Corvina had never expected something like this, something so chaotic and not neatly synchronised from him. And watching the space, putting together everything she’d glimpsed from him, she realised that while Mr Deverell was the controlled, neat, intelligent creature of habit, Vad was wilder, more chaotic — just like his name, untamed.
‘Close the door,’ he instructed her, taking a seat on the armchair, sitting in the way she imagined kings must have sat eons ago, legs spread slightly, leaning back, elbows resting on the arms, one hand on the side of his face, eyes on her.
She didn’t know how smart it was, being alone with him, but then she never claimed to be smart. She was more driven by emotion than logic, more attuned with her senses than her brain, more adept at understanding instincts than rationale. Which was exactly why she closed the heavy door, sealing them in the space together, breaking another one of the rules.
‘Sit.’ He indicated the bed, and she hesitated, before silently perching on the edge, watching him.
‘Tell me about the shadow first,’ he instructed, sitting still, his entire focus on her. In the muted light of the room, he looked intimidating.
‘I don’t know what you’re talking about.’ Corvina stayed still, imitating his severity, and told the bald-faced lie.
‘I’m talking about’ — he leaned forward, elbows coming to rest on knees — ‘you running from your class like the hounds of hell were onyour heels. You needed to get to the tower where a boy was already on the roof, about to fall to his death. When I asked you, you told me it was a shadow. So, tell me, Corvina. What’s with the shadow? And why did you have to get to the tower? Did you know about Troy?’
She shook her head immediately. ‘No.’ The denial flew from her lips. ‘I swear I didn’t know about him.’
‘But you knew something.’ Vad caught her omission, his gaze brutal in trying to make sense of everything.
Corvina bit her lip, her hands fisting her skirt.
‘Whatever you tell me doesn’t leave this room,’ he told her after a moment.
She chuckled. ‘That’s not what worries me.

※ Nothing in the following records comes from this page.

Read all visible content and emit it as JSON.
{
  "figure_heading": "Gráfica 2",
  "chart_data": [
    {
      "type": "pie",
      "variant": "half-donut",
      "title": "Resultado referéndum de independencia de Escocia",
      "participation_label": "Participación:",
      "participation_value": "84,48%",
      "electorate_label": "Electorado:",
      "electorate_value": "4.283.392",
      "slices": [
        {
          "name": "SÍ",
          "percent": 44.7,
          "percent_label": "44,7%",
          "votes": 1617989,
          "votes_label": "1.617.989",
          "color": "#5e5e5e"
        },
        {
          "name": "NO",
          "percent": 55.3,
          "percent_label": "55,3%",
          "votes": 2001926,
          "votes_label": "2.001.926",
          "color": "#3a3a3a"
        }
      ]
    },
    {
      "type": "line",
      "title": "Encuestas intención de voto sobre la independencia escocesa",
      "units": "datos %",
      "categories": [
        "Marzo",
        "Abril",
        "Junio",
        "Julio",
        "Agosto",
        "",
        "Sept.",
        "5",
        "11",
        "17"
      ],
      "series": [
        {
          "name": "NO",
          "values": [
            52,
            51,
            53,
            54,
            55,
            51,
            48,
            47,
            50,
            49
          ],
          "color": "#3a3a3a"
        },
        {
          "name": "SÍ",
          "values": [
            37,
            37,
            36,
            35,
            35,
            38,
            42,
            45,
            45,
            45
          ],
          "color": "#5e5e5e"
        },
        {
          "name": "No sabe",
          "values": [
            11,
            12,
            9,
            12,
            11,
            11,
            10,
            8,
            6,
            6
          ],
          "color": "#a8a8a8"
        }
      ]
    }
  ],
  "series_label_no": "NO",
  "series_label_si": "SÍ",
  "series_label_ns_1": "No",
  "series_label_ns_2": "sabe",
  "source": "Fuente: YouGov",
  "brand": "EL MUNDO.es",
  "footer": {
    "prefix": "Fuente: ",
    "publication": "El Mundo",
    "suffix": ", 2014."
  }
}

I—’
‘What?’
She broke their gaze, looking down at her hands. ‘I don’t want to be crazy,’ she whispered softly, admitting to the deepest, most fierce desire of her heart. ‘And talking about it, I’ll sound it.’

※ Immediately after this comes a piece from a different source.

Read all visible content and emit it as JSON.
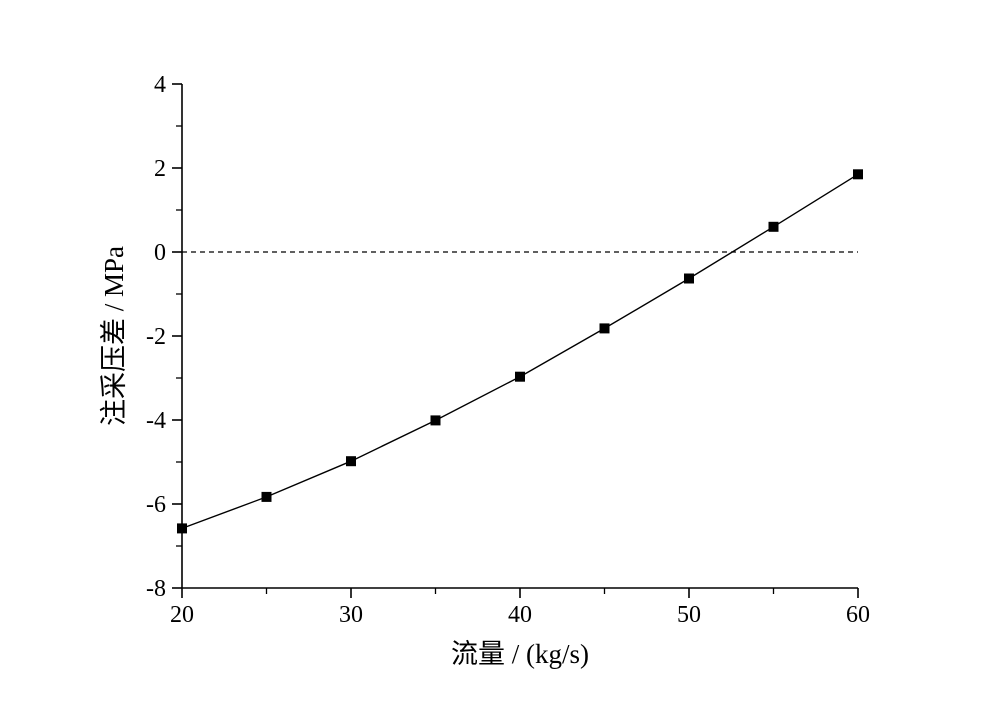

‘Look at me,’ he gritted out, his tone reminiscent of when he’d said the same words to her weeks ago.
Her fingers twisted with her skirt before she took a deep breath and brought her eyes up to lock with his.

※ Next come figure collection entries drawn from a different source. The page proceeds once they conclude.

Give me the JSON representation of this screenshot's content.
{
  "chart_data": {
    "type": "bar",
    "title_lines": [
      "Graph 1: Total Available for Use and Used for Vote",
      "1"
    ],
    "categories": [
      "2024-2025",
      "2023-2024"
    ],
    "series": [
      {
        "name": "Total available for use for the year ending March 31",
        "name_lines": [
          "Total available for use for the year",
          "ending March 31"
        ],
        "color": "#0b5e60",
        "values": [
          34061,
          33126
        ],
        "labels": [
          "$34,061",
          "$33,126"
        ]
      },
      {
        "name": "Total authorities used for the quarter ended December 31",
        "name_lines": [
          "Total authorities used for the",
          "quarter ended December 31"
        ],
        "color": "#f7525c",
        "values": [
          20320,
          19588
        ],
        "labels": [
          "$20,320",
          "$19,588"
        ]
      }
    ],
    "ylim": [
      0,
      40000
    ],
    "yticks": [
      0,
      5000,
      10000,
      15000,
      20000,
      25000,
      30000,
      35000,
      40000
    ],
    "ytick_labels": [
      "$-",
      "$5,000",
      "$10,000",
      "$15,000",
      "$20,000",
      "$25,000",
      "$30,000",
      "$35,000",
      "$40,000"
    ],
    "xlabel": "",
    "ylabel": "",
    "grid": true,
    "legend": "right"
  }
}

‘This castle is crazy, Corvina,’ he told her. ‘Tell me what’s going on.’
God, she wanted to. She so badly wanted to believe in him, so badly wanted the atmosphere in the room to absorb all her secrets as she let them out of her lips, trusting someone with them out of choiceand not necessity. More than that, she wanted him to believe her, to see her, to tell her it was okay and she’d be okay and she wasn’t going mad.
‘Okay, let’s bargain. A secret for a secret,’ he offered. ‘You give me one of yours and I’ll give you one of mine.’
‘You can’t handle my secrets, Mr Deverell,’ she told him with a toneless laugh.
‘You have no idea what I can handle, Miss Clemm. And I told you to call me Vad when we’re alone.’
‘You also said we wouldn’t be alone again,’ she pointed out, settling back a bit more on the bed.
Vad sighed and put a hand inside the pocket of his jacket, bringing out a piece of folded paper. He picked up the glasses from the table at his side, the square black frames somehow adding more gravitas to his already arresting form.
‘You told me your mother is institutionalised,’ he reminded her of their conversation in the car. ‘However, you didn’t tell me you admitted yourself to the institute for two months with her.’
Her heart began to pound.
‘How do you know that? It’s not in my file.’